Kultur : Das Ölimperium

Daniel Völzke

Man hört es beinah knacken. Aus dem Boden der Galerie Jette Rudolph sprießen schwarze Kristalle, drängen hinaus, als wollten sie geborgen werden. Der Gebäudekomplex in der Zimmerstraße 90 / 91 gehört zu Berlins fruchtbarstem Grund: Gerade eröffnete in der Galerie Barbara Weiss eine Ausstellung mit Filmloops von Heike Baranowsky , bei Wilma Tolksdorf sind Fotoarbeiten der jungen Finnin Elina Brotherus zu sehen und Arndt & Partner zeigt die erste Einzelausstellung des Peruaners William Cordovas in Deutschland. Kommende Woche laden Max Hetzler und die Galerie Klosterfelde zur Vernissage. Da liegt es nahe, das heroische Szenario des 1969 geborenen Frankfurter Künstlers Phillip Zaiser bei Jette Rudolph als Kommentar zum Wachstumsboom der Branche zu lesen (bis 20. Dezember). Den Raum dominiert eine gewaltige Ölpumpe aus Holz (15 900 Euro). Ihr menschliches Pendant thront im Nachbarzimmer: ein aus schwarzen Schindeln geschichteter Mann, der – James Dean zitierend – ein Gewehr schultert. Er steht auf einem Sockel aus Fässern, aus denen gefärbtes Wasser sprudelt (9800 Euro). Mit wenigen Klischees versteht es Zaiser, schlüssige Fiktionen zu bauen: Kristalle, Pumpe, Holz-Dean und das allgegenwärtige Logo des imaginären Öl-Multis „Z-Oil“ bilden ein höllenschwarzes Ensemble, auf das sich die glitzernden Verheißungen der modernen Welt stützen.
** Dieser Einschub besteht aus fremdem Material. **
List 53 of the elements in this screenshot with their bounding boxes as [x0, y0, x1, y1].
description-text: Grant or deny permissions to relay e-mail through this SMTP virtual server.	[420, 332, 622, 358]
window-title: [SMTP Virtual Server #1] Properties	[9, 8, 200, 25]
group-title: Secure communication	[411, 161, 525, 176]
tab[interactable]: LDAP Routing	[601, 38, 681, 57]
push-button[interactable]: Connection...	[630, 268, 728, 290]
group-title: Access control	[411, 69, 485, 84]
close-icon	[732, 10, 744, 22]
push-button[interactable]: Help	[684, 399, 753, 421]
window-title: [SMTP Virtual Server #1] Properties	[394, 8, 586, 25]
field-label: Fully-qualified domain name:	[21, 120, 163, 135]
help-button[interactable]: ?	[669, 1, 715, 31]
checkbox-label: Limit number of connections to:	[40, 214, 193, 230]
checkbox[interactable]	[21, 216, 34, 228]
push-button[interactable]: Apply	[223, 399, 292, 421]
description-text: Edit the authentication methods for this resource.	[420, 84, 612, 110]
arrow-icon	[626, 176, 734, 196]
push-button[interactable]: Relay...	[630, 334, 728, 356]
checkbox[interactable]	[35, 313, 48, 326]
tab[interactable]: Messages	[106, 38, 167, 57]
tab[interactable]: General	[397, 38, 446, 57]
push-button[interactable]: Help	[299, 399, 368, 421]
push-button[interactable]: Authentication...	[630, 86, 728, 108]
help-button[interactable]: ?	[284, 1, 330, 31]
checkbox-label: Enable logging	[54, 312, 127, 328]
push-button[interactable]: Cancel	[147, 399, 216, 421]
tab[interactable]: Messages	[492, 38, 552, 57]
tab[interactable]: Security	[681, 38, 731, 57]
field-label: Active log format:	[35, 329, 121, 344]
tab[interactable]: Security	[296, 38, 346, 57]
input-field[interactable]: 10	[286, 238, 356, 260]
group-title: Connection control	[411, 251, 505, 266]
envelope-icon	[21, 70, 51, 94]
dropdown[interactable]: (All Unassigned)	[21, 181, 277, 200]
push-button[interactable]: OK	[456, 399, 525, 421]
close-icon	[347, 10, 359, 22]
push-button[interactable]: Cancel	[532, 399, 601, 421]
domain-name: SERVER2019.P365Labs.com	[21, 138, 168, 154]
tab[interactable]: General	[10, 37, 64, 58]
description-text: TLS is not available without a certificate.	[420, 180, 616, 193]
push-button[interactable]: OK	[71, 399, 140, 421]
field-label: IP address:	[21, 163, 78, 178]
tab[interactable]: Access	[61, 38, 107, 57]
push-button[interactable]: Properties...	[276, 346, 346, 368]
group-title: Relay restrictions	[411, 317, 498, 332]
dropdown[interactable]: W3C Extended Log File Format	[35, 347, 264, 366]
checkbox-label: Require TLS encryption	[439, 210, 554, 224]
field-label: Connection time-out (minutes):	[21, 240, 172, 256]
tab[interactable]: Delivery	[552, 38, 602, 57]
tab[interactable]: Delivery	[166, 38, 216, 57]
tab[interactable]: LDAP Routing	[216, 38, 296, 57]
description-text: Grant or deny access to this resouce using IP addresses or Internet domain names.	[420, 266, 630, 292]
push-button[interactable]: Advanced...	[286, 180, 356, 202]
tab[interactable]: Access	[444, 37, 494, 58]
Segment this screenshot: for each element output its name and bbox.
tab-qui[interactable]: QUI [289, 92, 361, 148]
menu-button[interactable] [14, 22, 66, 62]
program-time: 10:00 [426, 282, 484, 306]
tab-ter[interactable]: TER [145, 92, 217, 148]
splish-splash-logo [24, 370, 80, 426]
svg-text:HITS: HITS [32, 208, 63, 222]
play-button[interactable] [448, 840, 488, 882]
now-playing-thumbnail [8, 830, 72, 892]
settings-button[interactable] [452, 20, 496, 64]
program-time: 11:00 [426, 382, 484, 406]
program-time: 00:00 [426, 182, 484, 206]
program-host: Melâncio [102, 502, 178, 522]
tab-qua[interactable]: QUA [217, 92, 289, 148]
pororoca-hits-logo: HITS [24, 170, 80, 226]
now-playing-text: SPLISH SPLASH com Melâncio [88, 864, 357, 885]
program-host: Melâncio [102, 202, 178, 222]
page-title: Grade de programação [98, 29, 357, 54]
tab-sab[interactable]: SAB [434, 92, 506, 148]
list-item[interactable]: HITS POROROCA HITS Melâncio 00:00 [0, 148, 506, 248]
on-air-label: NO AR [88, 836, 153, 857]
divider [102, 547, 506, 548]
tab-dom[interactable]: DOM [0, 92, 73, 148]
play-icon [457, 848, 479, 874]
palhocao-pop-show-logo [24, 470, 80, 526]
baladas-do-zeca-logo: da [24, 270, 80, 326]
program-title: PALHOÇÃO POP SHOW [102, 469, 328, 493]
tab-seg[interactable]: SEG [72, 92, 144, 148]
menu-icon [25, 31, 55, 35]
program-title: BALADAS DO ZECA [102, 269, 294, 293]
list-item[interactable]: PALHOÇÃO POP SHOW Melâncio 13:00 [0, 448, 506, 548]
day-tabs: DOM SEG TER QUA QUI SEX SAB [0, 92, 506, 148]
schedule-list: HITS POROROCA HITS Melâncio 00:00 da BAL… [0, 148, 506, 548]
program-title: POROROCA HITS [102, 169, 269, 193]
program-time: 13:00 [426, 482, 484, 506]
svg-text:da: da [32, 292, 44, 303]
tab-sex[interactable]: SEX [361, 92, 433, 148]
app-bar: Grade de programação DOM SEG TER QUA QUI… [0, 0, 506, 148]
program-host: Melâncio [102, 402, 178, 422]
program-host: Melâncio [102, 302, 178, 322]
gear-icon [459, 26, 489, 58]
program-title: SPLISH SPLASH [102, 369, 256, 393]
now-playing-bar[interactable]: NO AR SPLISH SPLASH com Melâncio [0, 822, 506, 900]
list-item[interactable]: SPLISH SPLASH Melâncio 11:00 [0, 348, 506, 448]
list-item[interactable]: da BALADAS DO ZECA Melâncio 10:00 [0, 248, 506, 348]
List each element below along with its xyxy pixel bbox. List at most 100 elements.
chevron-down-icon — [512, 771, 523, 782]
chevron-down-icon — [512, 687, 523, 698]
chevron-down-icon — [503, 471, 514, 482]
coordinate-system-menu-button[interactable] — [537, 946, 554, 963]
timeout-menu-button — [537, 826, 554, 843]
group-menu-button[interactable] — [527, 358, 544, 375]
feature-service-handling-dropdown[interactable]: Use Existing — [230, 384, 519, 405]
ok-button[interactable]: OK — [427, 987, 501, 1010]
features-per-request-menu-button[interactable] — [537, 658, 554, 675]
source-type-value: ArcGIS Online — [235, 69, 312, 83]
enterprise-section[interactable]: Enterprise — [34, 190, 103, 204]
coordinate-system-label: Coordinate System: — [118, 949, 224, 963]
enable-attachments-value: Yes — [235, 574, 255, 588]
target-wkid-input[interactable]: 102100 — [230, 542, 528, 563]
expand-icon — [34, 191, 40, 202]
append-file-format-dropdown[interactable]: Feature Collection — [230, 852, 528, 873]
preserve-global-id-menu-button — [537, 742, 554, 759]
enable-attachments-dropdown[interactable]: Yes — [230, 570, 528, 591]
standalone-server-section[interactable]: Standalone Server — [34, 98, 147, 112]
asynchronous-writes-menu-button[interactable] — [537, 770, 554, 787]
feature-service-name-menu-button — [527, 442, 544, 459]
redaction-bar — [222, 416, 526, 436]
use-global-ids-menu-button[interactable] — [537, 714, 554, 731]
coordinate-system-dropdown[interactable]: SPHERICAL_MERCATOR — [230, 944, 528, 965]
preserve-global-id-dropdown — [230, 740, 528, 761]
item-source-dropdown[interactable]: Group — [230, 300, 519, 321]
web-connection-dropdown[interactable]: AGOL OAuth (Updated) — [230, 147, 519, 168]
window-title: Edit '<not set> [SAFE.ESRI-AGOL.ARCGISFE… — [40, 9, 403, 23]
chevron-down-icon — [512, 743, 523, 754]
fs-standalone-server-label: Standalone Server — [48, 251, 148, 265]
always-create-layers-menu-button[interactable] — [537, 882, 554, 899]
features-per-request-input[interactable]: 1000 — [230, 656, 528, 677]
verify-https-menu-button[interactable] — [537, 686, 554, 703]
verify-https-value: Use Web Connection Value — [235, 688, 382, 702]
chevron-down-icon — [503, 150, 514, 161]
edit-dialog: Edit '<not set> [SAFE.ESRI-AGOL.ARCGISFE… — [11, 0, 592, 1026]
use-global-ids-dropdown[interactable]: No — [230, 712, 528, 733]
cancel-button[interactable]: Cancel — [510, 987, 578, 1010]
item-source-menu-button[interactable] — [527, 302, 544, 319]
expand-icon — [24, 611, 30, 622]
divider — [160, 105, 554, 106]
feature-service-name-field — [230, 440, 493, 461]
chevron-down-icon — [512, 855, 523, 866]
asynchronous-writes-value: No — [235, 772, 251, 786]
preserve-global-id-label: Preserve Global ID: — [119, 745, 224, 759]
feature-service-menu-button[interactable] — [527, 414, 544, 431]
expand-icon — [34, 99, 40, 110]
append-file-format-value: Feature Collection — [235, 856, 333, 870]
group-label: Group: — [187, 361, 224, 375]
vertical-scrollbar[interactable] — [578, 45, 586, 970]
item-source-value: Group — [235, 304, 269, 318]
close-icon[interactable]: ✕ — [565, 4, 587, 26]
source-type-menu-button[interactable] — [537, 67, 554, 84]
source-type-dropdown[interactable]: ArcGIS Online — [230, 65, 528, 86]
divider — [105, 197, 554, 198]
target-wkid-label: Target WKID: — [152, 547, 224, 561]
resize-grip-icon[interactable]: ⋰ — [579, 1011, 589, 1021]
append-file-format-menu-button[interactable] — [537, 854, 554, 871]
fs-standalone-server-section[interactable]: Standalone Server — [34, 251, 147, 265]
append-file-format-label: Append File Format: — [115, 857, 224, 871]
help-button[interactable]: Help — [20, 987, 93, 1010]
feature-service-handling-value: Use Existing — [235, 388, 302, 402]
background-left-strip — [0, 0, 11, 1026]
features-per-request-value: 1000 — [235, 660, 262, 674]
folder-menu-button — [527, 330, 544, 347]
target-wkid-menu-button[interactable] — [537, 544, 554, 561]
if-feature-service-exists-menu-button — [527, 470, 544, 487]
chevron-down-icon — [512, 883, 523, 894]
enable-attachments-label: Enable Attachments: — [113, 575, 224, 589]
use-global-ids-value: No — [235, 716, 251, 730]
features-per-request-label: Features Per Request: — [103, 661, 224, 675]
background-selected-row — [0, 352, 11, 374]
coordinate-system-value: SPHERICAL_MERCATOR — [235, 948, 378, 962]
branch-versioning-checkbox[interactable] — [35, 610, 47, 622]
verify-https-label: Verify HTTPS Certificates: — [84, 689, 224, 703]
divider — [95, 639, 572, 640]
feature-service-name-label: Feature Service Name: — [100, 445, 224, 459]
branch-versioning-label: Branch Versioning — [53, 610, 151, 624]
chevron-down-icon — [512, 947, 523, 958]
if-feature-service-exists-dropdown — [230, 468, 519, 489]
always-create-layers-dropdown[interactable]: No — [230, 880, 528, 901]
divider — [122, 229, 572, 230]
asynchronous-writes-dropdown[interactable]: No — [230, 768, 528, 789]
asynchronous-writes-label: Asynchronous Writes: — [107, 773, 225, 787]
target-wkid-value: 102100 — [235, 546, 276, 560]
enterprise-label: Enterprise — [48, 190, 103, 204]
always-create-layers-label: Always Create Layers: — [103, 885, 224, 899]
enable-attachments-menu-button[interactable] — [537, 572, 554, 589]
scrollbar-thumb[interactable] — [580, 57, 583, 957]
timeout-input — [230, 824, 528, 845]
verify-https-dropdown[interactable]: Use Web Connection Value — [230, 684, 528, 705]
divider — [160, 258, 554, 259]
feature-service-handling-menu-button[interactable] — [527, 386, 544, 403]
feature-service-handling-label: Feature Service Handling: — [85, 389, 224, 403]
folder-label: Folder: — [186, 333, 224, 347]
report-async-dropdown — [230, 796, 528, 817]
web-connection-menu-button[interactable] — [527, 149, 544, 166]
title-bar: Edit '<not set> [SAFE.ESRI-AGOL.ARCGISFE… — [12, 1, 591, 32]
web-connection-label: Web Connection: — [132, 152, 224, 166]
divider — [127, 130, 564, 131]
Eine Etage darunter öffnet der Amerikaner Ian Monroe bei Upstairs Berlin unter dem programmatischen Titel „All Possibilities Are Visible But Unknown“ mit seinen Bildern neue Räume (bis 23. Dezember) . In den Vinyl-Collagen und der Papierskulptur überlagern sich Architekturelemente und geometrische Muster in leuchtenden Farben – als gleite eine Dimension in die nächste, als würden sich die Perspektiven gegenseitig aufheben. Das Geräusch dafür wäre kein Knacken – eher ein Rauschen (4900 – 80 000 Euro).